I got a BSc in Music Technology a few years back with a view to working/owning a small recording studio. Once I actually hit reality I learned that a) the degree was useless in the field and b) that everything I had been taught was completely wrong when applied in the real world. So I started from the bottom up again. I got a gig mixing bands in a small club, moved from that to a slightly larger theatre with much bigger acts and finally, I'm now working for a corporate P.A company in the middle east, working with some of the nicest toys in the industry. I took my degree and used some of the skills and the passion I gained doing it to translate into an actual profitable career. Moving from recorded to live sound was probably the smartest thing I could have done. However I only got here because I was stubborn as hell and refused to give up and take any other job.... well aside from 3 days as an estate agent which really taught me a lot about myself, but thats another story for another time. Now not to get into a rant but if I were to go to uni now I would be very careful. With the price of fee's massively increased in the last few years, you really have to do something thats employable instead of just enjoyable. Hell, I was on the last years of the old system and I'm still in debt for a useless degree. I would hate to be lumbered with the debt students get into now for it!
I think there's some misunderstanding about the current student debt. You only have to repay once your earning more than £21,000 and its 9% pre tax of whatever your earning more than that and the interest is very low. After 30 years any remaining debt is wiped. Even if your lucky and come out of Uni and go straight into a £25,000 job with a pay rise 2% over inflation throughout that 30 years you'll never actually pay the whole lot off and it gets wiped.
Indeed, as mucgoo points out, it's basically a graduate tax but not called a graduate tax. It doesn't affect your credit rating, you have no control over if you pay it or not, and debt collectors won't come knocking on your door for it.
What did I do with my degree? Big'd it up a lot on my CV and exaggerated the truth in regard to placements i had as result of it on my CV.... to ultimately end up FINALLY getting onto a management training scheme with a big national company that didn't even require me to have a degree. And it specified that i shouldn't submit a CV with my application. BAH. ....I made a lot of mates and drank a lot of alcohol whilst getting it tho...

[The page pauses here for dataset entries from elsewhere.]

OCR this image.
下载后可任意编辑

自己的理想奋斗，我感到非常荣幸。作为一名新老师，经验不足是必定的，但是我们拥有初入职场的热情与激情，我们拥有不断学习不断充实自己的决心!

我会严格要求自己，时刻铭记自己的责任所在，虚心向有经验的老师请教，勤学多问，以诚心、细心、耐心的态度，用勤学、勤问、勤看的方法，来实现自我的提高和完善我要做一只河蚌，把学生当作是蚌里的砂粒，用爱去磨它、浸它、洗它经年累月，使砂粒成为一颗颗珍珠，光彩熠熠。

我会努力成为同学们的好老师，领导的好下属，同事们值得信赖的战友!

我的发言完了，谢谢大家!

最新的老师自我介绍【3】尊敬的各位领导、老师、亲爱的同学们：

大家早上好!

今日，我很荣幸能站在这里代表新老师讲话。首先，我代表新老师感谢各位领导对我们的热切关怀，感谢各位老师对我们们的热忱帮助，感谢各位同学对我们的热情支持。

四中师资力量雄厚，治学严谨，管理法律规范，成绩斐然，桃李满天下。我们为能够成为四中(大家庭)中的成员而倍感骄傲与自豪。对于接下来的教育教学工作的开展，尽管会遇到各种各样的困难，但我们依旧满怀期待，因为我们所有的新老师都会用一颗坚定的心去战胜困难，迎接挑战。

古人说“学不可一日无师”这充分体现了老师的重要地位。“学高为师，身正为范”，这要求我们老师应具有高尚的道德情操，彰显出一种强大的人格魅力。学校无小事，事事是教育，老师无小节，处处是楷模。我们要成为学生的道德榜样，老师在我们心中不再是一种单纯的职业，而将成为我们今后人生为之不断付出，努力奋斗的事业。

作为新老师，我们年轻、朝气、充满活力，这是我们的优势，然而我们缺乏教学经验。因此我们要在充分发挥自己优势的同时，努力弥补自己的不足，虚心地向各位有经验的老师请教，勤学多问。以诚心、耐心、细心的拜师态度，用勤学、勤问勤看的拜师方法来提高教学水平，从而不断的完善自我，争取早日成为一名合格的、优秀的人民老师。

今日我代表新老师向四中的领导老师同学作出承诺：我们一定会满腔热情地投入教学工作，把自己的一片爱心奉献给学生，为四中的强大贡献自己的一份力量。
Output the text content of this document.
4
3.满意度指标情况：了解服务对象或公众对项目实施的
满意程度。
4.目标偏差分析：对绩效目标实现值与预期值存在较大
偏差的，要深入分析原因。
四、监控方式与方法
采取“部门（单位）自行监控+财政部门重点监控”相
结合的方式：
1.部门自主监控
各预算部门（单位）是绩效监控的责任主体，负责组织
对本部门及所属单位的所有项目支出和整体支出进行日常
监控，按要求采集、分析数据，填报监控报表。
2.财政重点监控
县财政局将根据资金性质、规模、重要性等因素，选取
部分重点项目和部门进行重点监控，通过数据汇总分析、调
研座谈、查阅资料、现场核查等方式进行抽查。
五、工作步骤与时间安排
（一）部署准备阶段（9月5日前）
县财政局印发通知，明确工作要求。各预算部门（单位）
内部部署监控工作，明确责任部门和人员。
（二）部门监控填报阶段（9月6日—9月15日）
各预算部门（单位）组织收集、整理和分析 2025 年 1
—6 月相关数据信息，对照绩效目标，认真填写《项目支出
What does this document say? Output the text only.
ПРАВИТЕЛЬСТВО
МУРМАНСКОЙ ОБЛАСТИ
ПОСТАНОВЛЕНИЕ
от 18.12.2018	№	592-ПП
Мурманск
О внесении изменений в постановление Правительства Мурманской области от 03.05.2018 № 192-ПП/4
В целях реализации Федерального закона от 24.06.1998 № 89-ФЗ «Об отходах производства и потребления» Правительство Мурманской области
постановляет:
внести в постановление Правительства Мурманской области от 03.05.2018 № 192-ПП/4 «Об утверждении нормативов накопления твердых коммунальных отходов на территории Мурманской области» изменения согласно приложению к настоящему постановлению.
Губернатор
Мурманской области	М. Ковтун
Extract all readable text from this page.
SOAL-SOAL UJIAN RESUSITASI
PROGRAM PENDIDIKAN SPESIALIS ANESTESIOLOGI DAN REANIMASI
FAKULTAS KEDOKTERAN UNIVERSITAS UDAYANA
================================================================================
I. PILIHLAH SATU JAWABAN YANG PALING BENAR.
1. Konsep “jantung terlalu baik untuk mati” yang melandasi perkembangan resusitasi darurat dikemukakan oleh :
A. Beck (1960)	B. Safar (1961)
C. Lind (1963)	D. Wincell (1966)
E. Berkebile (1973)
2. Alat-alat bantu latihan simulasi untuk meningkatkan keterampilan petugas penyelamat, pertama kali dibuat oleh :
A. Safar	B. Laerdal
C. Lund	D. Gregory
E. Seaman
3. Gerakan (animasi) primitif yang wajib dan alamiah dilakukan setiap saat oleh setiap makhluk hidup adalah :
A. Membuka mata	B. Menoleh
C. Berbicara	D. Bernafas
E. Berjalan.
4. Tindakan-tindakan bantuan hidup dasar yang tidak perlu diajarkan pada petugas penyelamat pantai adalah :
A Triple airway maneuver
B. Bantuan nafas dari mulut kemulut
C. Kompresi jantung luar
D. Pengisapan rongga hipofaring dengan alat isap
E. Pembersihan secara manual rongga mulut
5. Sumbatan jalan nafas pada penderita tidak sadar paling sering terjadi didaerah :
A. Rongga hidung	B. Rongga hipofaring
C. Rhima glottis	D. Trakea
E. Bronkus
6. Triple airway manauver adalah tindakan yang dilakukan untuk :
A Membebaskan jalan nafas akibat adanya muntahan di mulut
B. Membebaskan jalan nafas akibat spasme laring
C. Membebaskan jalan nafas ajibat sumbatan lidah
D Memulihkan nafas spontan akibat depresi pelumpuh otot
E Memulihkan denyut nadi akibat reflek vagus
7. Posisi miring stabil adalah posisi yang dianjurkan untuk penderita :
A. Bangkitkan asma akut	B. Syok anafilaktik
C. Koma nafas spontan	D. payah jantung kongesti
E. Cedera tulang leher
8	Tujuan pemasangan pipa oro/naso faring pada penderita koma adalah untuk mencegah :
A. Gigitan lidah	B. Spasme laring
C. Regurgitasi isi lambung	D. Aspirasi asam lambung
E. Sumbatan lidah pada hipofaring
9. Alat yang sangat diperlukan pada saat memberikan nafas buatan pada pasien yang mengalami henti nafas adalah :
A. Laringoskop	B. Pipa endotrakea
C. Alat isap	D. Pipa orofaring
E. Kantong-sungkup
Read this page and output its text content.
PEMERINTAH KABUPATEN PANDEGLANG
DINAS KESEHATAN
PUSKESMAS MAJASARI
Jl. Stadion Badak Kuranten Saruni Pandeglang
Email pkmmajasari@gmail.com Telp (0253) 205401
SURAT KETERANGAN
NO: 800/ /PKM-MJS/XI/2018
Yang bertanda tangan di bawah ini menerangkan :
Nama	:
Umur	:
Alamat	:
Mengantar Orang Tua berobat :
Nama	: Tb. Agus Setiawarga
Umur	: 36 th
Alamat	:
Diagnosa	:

I got a degree in Sports Science and became a plumber. I then got a degree in Physics with Planetary and Space Physics and finished off with a PGCE so am now teaching. The debt left from that is quite large but without it I wouldn't have the job I do now so it was worth it.
I'm in the process of working on my BSc Comp Sci, working at CERN on my placement, with the aim of going on to do a Masters(MSc or MEng) probably specialising in Embedded Systems with AI secondary. I also worked at a Software House before Uni so as you can imagine my CVs work history looks a lot more important than my degree at the mo.